I just counted. Of the 149 posts I’ve written for Curbside Classic, a full 15% of them are about trucks, or vehicles based on truck platforms. That’s a huge proportion. It’s not that I’m a big truck fan – I just photograph the old vehicles I find. I live in Indiana, you see. Hoosiers have loved trucks since before loving trucks was cool. And starting in the late ‘70s, we started loving compact Japanese trucks. It was not an easy transition for us here in the made-in-‘Murica breadbasket. But these things were just so tidy and practical that we finally couldn’t resist. I think that our slow acceptance of little Japanese trucks eventually made it socially acceptable for us buy Japanese cars. Oh, but listen to me go on. This should be about this Mighty Max.
Because these were uncommon choices. While small Japanese trucks never sold in numbers to rival the F-150 and C-10 back in the day, when you saw one, 90% of the time it was from Datsun or Toyota. Datsuns owned the market at first, but Toyota chipped away at it steadily and finally came to dominance. Meanwhile, Isuzu/Chevy, Mazda/Ford, and Mitsubishi/Dodge/Plymouth duked it out for third place. Together, I’m sure they didn’t sell in numbers that would make whoever was in second place at the moment even break a sweat. (Maybe it was different where you lived. Maybe my memory is faulty; such is the nature of memory. But that’s how I remember it.)
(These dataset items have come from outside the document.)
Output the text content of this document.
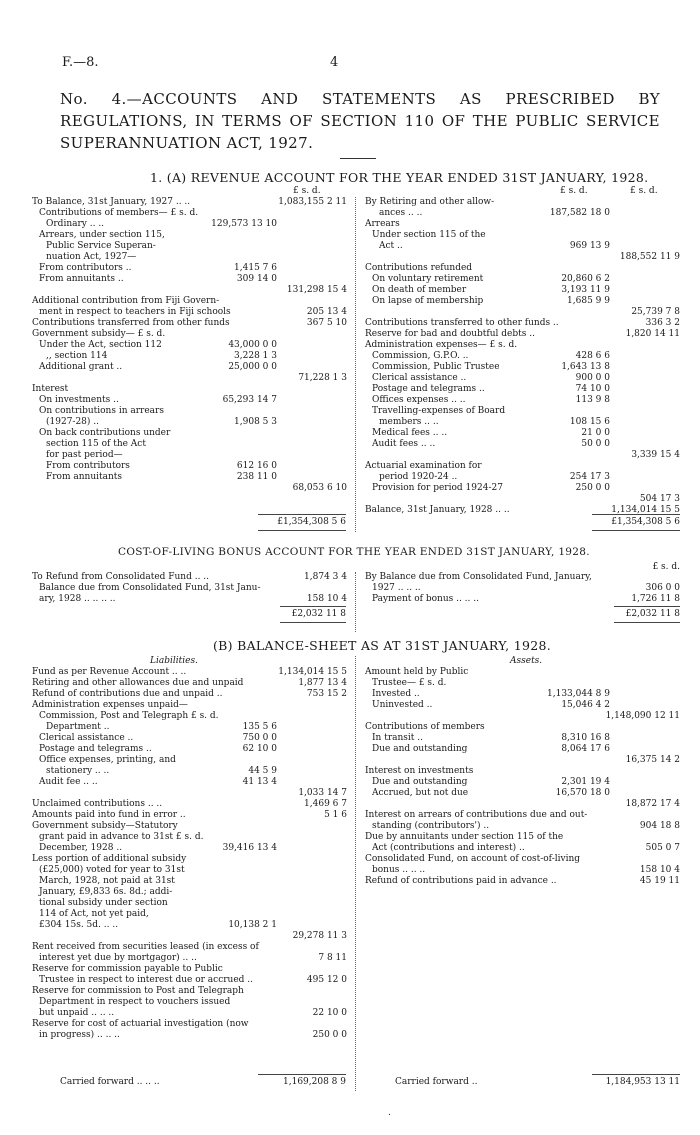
F.—8.	4
No. 4.—ACCOUNTS AND STATEMENTS AS PRESCRIBED BY REGULATIONS, IN TERMS OF SECTION 110 OF THE PUBLIC SERVICE SUPERANNUATION ACT, 1927.
1. (A) REVENUE ACCOUNT FOR THE YEAR ENDED 31ST JANUARY, 1928.
£ s. d.	£ s. d.	£ s. d.
To Balance, 31st January, 1927 .. ..	1,083,155 2 11
Contributions of members— £ s. d.
Ordinary .. ..	129,573 13 10
Arrears, under section 115,
Public Service Superan-
nuation Act, 1927—
From contributors ..	1,415 7 6
From annuitants ..	309 14 0
131,298 15 4
Additional contribution from Fiji Govern-
ment in respect to teachers in Fiji schools	205 13 4
Contributions transferred from other funds	367 5 10
Government subsidy— £ s. d.
Under the Act, section 112	43,000 0 0
,, section 114	3,228 1 3
Additional grant ..	25,000 0 0
71,228 1 3
Interest
On investments ..	65,293 14 7
On contributions in arrears
(1927-28) ..	1,908 5 3
On back contributions under
section 115 of the Act
for past period—
From contributors	612 16 0
From annuitants	238 11 0
68,053 6 10
By Retiring and other allow-
ances .. ..	187,582 18 0
Arrears
Under section 115 of the
Act ..	969 13 9
188,552 11 9
Contributions refunded
On voluntary retirement	20,860 6 2
On death of member	3,193 11 9
On lapse of membership	1,685 9 9
25,739 7 8
Contributions transferred to other funds ..	336 3 2
Reserve for bad and doubtful debts ..	1,820 14 11
Administration expenses— £ s. d.
Commission, G.P.O. ..	428 6 6
Commission, Public Trustee	1,643 13 8
Clerical assistance ..	900 0 0
Postage and telegrams ..	74 10 0
Offices expenses .. ..	113 9 8
Travelling-expenses of Board
members .. ..	108 15 6
Medical fees .. ..	21 0 0
Audit fees .. ..	50 0 0
3,339 15 4
Actuarial examination for
period 1920-24 ..	254 17 3
Provision for period 1924-27	250 0 0
504 17 3
Balance, 31st January, 1928 .. ..	1,134,014 15 5
£1,354,308 5 6	£1,354,308 5 6
COST-OF-LIVING BONUS ACCOUNT FOR THE YEAR ENDED 31ST JANUARY, 1928.
£ s. d.
To Refund from Consolidated Fund .. ..	1,874 3 4
Balance due from Consolidated Fund, 31st Janu-
ary, 1928 .. .. .. ..	158 10 4
By Balance due from Consolidated Fund, January,
1927 .. .. ..	306 0 0
Payment of bonus .. .. ..	1,726 11 8
£2,032 11 8	£2,032 11 8
(B) BALANCE-SHEET AS AT 31ST JANUARY, 1928.
Liabilities.	Assets.
Fund as per Revenue Account .. ..	1,134,014 15 5
Retiring and other allowances due and unpaid	1,877 13 4
Refund of contributions due and unpaid ..	753 15 2
Administration expenses unpaid—
Commission, Post and Telegraph £ s. d.
Department ..	135 5 6
Clerical assistance ..	750 0 0
Postage and telegrams ..	62 10 0
Office expenses, printing, and
stationery .. ..	44 5 9
Audit fee .. ..	41 13 4
1,033 14 7
Unclaimed contributions .. ..	1,469 6 7
Amounts paid into fund in error ..	5 1 6
Government subsidy—Statutory
grant paid in advance to 31st £ s. d.
December, 1928 ..	39,416 13 4
Less portion of additional subsidy
(£25,000) voted for year to 31st
March, 1928, not paid at 31st
January, £9,833 6s. 8d.; addi-
tional subsidy under section
114 of Act, not yet paid,
£304 15s. 5d. .. ..	10,138 2 1
29,278 11 3
Rent received from securities leased (in excess of
interest yet due by mortgagor) .. ..	7 8 11
Reserve for commission payable to Public
Trustee in respect to interest due or accrued ..	495 12 0
Reserve for commission to Post and Telegraph
Department in respect to vouchers issued
but unpaid .. .. ..	22 10 0
Reserve for cost of actuarial investigation (now
in progress) .. .. ..	250 0 0
Amount held by Public
Trustee— £ s. d.
Invested ..	1,133,044 8 9
Uninvested ..	15,046 4 2
1,148,090 12 11
Contributions of members
In transit ..	8,310 16 8
Due and outstanding	8,064 17 6
16,375 14 2
Interest on investments
Due and outstanding	2,301 19 4
Accrued, but not due	16,570 18 0
18,872 17 4
Interest on arrears of contributions due and out-
standing (contributors') ..	904 18 8
Due by annuitants under section 115 of the
Act (contributions and interest) ..	505 0 7
Consolidated Fund, on account of cost-of-living
bonus .. .. ..	158 10 4
Refund of contributions paid in advance ..	45 19 11
Carried forward .. .. ..	1,169,208 8 9	Carried forward ..	1,184,953 13 11
.
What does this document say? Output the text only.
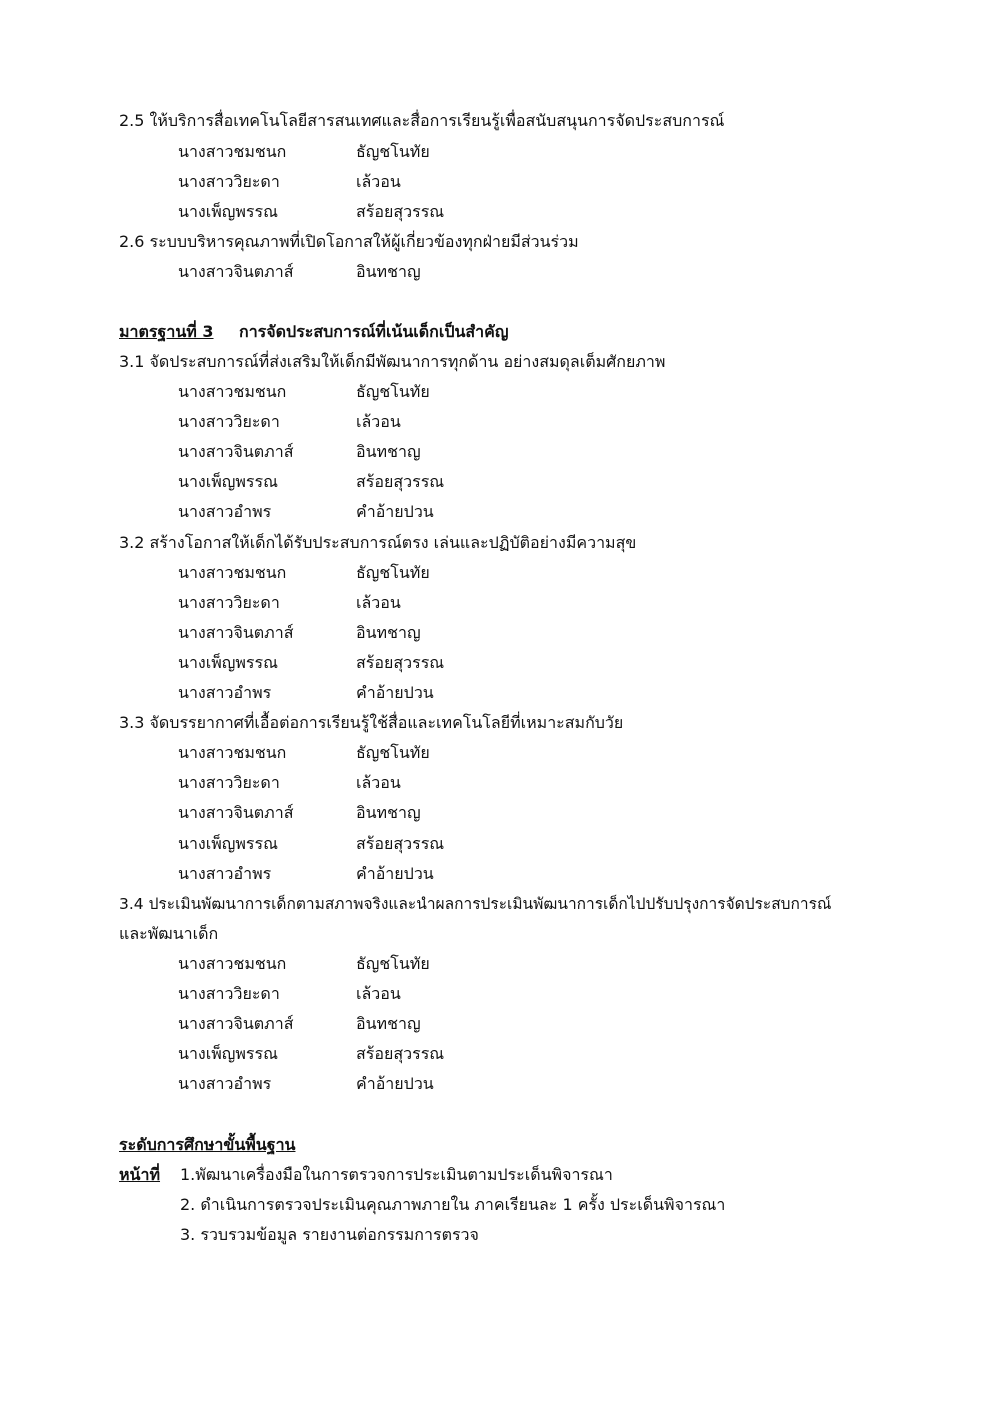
2.5 ให้บริการสื่อเทคโนโลยีสารสนเทศและสื่อการเรียนรู้เพื่อสนับสนุนการจัดประสบการณ์
นางสาวชมชนก	ธัญชโนทัย
นางสาววิยะดา	เล้วอน
นางเพ็ญพรรณ	สร้อยสุวรรณ
2.6 ระบบบริหารคุณภาพที่เปิดโอกาสให้ผู้เกี่ยวข้องทุกฝ่ายมีส่วนร่วม
นางสาวจินตภาส์	อินทชาญ
มาตรฐานที่ 3 การจัดประสบการณ์ที่เน้นเด็กเป็นสำคัญ
3.1 จัดประสบการณ์ที่ส่งเสริมให้เด็กมีพัฒนาการทุกด้าน อย่างสมดุลเต็มศักยภาพ
นางสาวชมชนก	ธัญชโนทัย
นางสาววิยะดา	เล้วอน
นางสาวจินตภาส์	อินทชาญ
นางเพ็ญพรรณ	สร้อยสุวรรณ
นางสาวอำพร	คำอ้ายปวน
3.2 สร้างโอกาสให้เด็กได้รับประสบการณ์ตรง เล่นและปฏิบัติอย่างมีความสุข
นางสาวชมชนก	ธัญชโนทัย
นางสาววิยะดา	เล้วอน
นางสาวจินตภาส์	อินทชาญ
นางเพ็ญพรรณ	สร้อยสุวรรณ
นางสาวอำพร	คำอ้ายปวน
3.3 จัดบรรยากาศที่เอื้อต่อการเรียนรู้ใช้สื่อและเทคโนโลยีที่เหมาะสมกับวัย
นางสาวชมชนก	ธัญชโนทัย
นางสาววิยะดา	เล้วอน
นางสาวจินตภาส์	อินทชาญ
นางเพ็ญพรรณ	สร้อยสุวรรณ
นางสาวอำพร	คำอ้ายปวน
3.4 ประเมินพัฒนาการเด็กตามสภาพจริงและนำผลการประเมินพัฒนาการเด็กไปปรับปรุงการจัดประสบการณ์
และพัฒนาเด็ก
นางสาวชมชนก	ธัญชโนทัย
นางสาววิยะดา	เล้วอน
นางสาวจินตภาส์	อินทชาญ
นางเพ็ญพรรณ	สร้อยสุวรรณ
นางสาวอำพร	คำอ้ายปวน
ระดับการศึกษาขั้นพื้นฐาน
หน้าที่ 1.พัฒนาเครื่องมือในการตรวจการประเมินตามประเด็นพิจารณา
2. ดำเนินการตรวจประเมินคุณภาพภายใน ภาคเรียนละ 1 ครั้ง ประเด็นพิจารณา
3. รวบรวมข้อมูล รายงานต่อกรรมการตรวจ
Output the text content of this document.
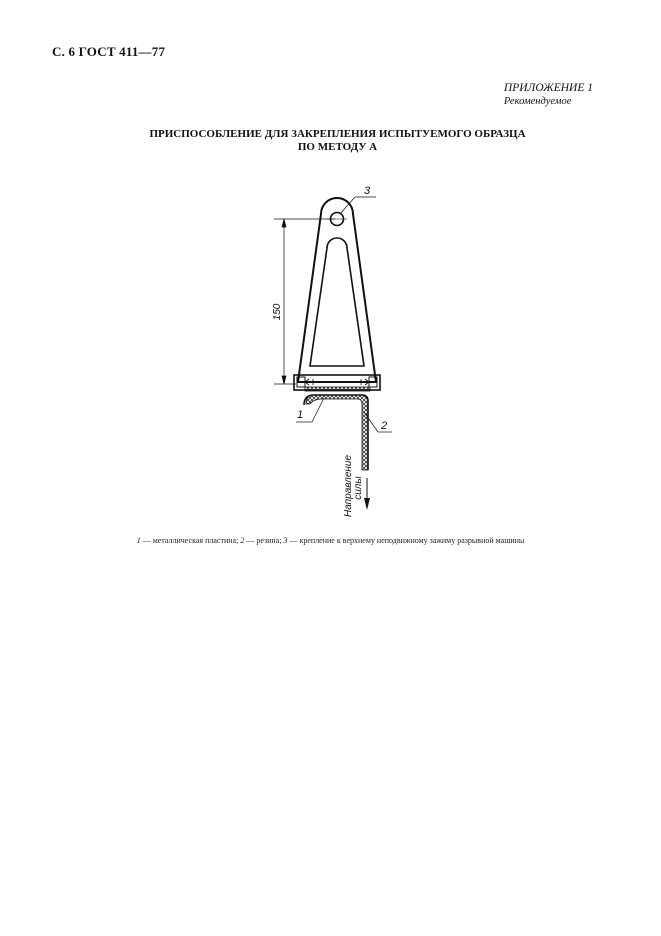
С. 6 ГОСТ 411—77
ПРИЛОЖЕНИЕ 1
Рекомендуемое
ПРИСПОСОБЛЕНИЕ ДЛЯ ЗАКРЕПЛЕНИЯ ИСПЫТУЕМОГО ОБРАЗЦА
ПО МЕТОДУ А
150
3
1
2
Направление силы
1 — металлическая пластина; 2 — резина; 3 — крепление к верхнему неподвижному зажиму разрывной машины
I found this truck parked in front of a Yats where I was meeting a colleague for lunch. I spent the summer unemployed, so I was meeting a lot of colleagues for lunch or coffee or drinks to catch up and see if they knew anybody who is hiring in my field. It’s how I found the gig I started the first of August. I walked out the front door and there sat this old Mighty Max in full CC condition. And by the way, if you’re ever in Indianapolis, find a Yats and have lunch. It’s delicious. And man, this post never really was about this particular truck, was it? Even today, a Mitsubishi truck can’t get a lot of love in Indiana.